Back to New Year however, and we will be visiting family over the next couple of days. Usually Disneyboi’s family on the 1st and then my family on the 2nd – which is also my aunt’s birthday, where she makes us a gorgeous meal. In Scotland the tradition of visiting folk at New Year, and taking them a gift, is known as First Footing. It’s supposed to be a tall, dark, handsome stranger who crosses your door after the bells, who is your first foot and brings with him luck – and a lump of coal(?). But any visiting of people over the first few days in the New Year is generally referred to as first footing.

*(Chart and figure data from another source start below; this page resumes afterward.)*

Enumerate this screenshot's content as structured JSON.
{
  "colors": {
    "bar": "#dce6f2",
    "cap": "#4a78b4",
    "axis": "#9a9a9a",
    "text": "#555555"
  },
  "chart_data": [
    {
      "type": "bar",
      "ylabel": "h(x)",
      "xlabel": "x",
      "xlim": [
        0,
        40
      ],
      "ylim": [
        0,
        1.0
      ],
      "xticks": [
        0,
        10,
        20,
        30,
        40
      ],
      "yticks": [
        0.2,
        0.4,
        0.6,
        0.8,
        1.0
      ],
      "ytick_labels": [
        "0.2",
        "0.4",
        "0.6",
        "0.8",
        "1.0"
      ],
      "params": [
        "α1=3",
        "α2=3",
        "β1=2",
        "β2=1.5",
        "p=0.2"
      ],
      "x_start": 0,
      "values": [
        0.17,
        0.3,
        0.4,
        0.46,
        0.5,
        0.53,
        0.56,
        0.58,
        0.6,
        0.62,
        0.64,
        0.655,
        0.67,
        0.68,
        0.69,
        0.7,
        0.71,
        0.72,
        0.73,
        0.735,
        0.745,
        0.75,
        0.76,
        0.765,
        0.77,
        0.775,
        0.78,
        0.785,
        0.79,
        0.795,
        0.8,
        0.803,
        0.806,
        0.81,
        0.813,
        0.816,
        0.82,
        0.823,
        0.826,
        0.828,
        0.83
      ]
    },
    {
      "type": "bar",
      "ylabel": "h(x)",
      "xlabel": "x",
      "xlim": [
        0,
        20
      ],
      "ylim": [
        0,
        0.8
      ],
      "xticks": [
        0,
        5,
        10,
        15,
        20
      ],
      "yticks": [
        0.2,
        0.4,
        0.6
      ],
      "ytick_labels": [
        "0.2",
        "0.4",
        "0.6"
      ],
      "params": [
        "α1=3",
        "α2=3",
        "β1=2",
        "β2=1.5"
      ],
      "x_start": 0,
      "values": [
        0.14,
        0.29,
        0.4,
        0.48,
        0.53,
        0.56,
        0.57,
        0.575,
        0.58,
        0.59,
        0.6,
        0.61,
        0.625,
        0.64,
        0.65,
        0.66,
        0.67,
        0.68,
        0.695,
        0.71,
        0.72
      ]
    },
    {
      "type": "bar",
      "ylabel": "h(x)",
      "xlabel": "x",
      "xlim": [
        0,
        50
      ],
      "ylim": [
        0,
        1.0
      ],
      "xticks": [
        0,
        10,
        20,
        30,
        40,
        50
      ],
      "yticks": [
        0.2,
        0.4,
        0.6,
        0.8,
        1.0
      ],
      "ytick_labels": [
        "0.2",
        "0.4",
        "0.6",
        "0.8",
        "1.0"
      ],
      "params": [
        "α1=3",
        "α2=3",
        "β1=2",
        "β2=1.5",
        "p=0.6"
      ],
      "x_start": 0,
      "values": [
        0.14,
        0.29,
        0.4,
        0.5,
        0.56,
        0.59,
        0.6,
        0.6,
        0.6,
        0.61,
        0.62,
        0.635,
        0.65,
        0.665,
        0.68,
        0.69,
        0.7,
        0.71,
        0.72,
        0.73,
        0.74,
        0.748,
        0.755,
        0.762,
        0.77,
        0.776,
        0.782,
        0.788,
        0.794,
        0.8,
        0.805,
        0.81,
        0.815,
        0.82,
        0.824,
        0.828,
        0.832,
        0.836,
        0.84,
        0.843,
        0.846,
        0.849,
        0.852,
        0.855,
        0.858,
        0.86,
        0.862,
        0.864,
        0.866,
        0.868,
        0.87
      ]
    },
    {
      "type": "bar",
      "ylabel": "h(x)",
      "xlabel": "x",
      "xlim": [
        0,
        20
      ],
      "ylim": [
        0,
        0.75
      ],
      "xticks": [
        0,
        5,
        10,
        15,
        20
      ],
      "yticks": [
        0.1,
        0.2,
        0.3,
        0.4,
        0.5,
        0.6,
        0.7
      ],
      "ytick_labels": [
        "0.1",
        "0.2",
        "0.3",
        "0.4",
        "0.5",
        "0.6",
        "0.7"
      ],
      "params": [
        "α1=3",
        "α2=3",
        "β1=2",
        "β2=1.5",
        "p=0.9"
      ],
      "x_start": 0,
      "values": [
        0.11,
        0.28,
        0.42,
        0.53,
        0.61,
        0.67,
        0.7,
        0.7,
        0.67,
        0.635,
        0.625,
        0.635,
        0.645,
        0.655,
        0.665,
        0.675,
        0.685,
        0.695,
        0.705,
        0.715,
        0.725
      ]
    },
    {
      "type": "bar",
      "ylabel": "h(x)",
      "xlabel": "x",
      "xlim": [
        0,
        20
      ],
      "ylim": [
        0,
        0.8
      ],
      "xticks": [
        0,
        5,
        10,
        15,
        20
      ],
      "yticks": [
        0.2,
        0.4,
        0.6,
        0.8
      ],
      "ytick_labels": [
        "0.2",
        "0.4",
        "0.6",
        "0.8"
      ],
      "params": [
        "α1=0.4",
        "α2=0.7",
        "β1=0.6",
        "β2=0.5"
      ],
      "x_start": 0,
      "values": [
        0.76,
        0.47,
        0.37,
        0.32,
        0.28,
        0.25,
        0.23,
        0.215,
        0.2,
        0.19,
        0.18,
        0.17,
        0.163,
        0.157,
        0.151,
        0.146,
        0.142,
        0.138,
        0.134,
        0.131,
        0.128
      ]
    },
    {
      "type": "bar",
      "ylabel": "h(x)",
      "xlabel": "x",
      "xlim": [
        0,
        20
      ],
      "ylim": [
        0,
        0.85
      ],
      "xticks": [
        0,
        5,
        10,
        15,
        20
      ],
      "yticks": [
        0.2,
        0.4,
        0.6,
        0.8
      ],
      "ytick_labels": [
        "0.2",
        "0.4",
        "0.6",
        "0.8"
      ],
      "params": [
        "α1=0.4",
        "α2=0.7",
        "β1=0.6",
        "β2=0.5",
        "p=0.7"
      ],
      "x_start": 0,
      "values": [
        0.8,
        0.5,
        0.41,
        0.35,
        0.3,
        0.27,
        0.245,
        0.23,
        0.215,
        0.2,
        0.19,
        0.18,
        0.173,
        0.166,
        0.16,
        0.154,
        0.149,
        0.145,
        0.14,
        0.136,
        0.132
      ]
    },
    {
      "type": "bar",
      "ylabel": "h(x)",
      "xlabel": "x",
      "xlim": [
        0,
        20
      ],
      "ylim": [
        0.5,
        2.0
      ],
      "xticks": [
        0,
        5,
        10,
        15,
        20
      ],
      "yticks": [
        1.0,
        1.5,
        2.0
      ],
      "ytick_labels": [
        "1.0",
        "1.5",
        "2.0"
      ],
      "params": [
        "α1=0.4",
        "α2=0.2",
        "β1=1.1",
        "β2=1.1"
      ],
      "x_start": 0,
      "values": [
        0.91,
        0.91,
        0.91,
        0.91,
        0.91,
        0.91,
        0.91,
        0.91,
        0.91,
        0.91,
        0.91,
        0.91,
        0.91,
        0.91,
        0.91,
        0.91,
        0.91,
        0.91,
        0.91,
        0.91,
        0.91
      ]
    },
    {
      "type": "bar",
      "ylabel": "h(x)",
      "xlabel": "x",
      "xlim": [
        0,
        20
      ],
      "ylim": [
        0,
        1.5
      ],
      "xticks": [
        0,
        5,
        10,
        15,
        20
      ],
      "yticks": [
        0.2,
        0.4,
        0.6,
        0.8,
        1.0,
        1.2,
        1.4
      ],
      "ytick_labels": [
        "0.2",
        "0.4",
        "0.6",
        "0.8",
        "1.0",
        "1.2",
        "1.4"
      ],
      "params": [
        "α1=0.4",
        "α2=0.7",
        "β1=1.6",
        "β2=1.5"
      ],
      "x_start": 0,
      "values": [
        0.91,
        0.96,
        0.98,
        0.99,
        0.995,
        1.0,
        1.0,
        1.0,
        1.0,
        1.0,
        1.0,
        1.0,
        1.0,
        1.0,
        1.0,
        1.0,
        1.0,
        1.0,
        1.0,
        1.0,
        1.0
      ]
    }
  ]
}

For my gift to take to the family this year, I decided to literally take a First Foot or Feet. Some shortbread (adapted from Nigella) and cut into the shape of feet, with a little nail varnish icing for the toes! A very easy to make shortie, if you are ‘short’ on time!
Adapted from Nigella.com
100 grams icing sugar
200 grams plain flour
100 grams cornflour
200 grams unsalted butter, softened
½ teaspoon vanilla extract
granulated sugar for sprinkling
In a food processor, blend together the icing sugar, flour and cornflour. Dice the butter into cubes and add into the processor, along with the vanilla. Blitz until it forms a dough. Plop this into some clingfilm and wrap tightly, shaping into a flat disc. Chill in the fridge for about half an hour. Preheat your oven to 160oC and line a couple of cookie sheets with baking paper.
Remove the dough from the fridge and roll it out, using icing sugar on the rolling pin and work surface to prevent sticking. Cut out feet shape with the cookie cutter (or whatever cookie cutter you are using). Place them on the prepared sheet and sprinkle with some granulated sugar. Chill them again for 15 minutes, then place them in the oven for 11-12 minutes. The edges should start to turn golden brown. Place them on a cooling rack immediately, and allow to cool completely.
I iced my toes with some icing, using a recipe from my friend Debs over at Debs Dust Bunny.
This is a different shortbread recipe than I have used before, what with the cornflour and icing sugar. It results in a very light cookie and is very delicious.
Happy New Year to you all when it comes and I wish everyone a very lucky 2013!
(Oh and Happy Birthday Auntie Dola when it comes! Don’t worry I won’t give the game away!!)